Deforestation and the road to present Conundrum:
The British encouraged the production of commercial crops like jute, indigo, cotton etc., yet ‘colonialism became a fetter on India’s agriculture.’
Although agricultural activities were meant to generate more revenue than forest, that led to the clearing of more forest land for cultivation.
On a similar line of thought, landlords and moneylenders found renting tenants and sharecroppers far more profitable and highly safe way of generating productive investments. This ultimately led to crippling sociopolitical scenarios and stark differences in living standards.
The Indian Forest Act of 1865
An act that not only extended British colonialism in India and facilitated their claim over Indian forests but also served as a precursor for the Forest Act of 1878, which maximized British government control over the forests and chopped off an array of traditional rights of plenty of communities.

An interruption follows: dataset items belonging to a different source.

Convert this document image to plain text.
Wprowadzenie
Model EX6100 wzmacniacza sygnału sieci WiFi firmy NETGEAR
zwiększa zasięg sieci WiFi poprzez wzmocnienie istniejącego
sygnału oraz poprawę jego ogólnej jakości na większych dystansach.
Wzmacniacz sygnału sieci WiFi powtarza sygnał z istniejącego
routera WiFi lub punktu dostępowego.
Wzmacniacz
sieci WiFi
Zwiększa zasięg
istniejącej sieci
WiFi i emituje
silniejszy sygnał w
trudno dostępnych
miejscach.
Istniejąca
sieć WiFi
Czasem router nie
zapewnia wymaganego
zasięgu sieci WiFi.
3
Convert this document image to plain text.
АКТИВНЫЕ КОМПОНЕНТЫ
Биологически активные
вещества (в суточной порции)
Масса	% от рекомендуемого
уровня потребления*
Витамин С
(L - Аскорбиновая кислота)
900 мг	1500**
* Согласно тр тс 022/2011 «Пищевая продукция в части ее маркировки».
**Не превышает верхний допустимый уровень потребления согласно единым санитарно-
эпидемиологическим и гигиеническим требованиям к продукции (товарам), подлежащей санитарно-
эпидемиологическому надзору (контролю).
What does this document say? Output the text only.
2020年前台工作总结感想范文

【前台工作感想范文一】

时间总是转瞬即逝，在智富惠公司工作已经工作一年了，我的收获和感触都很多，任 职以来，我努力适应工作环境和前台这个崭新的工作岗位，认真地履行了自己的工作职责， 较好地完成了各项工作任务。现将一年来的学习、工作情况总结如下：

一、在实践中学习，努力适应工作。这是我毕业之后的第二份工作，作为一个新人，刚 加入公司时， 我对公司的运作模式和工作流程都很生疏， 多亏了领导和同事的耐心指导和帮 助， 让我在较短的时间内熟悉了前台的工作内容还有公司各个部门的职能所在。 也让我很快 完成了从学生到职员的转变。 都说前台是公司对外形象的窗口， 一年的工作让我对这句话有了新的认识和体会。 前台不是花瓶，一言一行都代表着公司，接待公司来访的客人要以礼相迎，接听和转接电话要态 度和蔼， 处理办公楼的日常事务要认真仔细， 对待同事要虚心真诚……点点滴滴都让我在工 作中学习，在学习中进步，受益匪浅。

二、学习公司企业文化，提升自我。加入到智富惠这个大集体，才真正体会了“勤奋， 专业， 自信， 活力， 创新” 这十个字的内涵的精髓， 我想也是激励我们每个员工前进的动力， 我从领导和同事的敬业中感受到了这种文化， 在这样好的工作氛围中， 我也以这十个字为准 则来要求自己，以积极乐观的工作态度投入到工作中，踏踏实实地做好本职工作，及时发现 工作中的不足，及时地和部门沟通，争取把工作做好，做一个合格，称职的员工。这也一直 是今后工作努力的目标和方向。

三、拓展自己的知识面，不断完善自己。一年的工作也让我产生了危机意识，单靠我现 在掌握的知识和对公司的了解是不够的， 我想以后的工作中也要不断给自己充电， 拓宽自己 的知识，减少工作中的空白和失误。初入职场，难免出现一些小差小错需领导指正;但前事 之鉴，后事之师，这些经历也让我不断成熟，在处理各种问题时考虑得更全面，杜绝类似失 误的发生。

This systematic extortion paved the way for many uprisings, such as the Koya Uprising in 1879, which became one of the primary causes of tribal revolts. Nevertheless, extensive deforestation had a significant impact on Indian ecosystems.
Status of protection in these zones and the looming fear of failure:
It is not uncommon for ecological conditions to have unprecedented effects, especially when local environmental conditions are not taken into consideration. For example, the flood plains in Kaziranga National Park in 1998.
There have been instances wherein in the spirit of protecting various species, new forestry species have been introduced, although they were not adapted to the local climate or soil.
Overlapping boundaries of forests and residential structures have resulted in the constant occurrence of attacks and raids by wild animals from the forests, followed by a handsome amount of money as reparation.
Therefore, the idea behind conserving such protected areas or buffer zones is to generate awareness and sensitivity among people towards the last strongholds of the country that supports wildlife.
In addition, to minimize the negative impact of human settlements in such areas and address the socio-economic needs and wants of the affected population.
The term ‘buffer zone’ gained prominence in the early 1970s and later became institutionalized through the Integrated Conservation and Development Projects (ICDPs).
Arrangements like the Convention on Biological Diversity (CBD) do not explicitly address buffer zones, yet in a few chapters; it talks about such a concept in a cursory manner.
For instance, section 8(e) of CBD states: “Promote environmentally sound and sustainable development in the areas adjacent to the protected areas with a view to furthering the protection of these areas”.
Even though not all buffer zones involve interaction with indigenous peoples, they can undoubtedly facilitate the protection of their traditional rights.
Hence, convention 107 of the International Labour Organization (ILO) grants recognition to the rights of tribal and indigenous people to secure the ownership of their traditional land.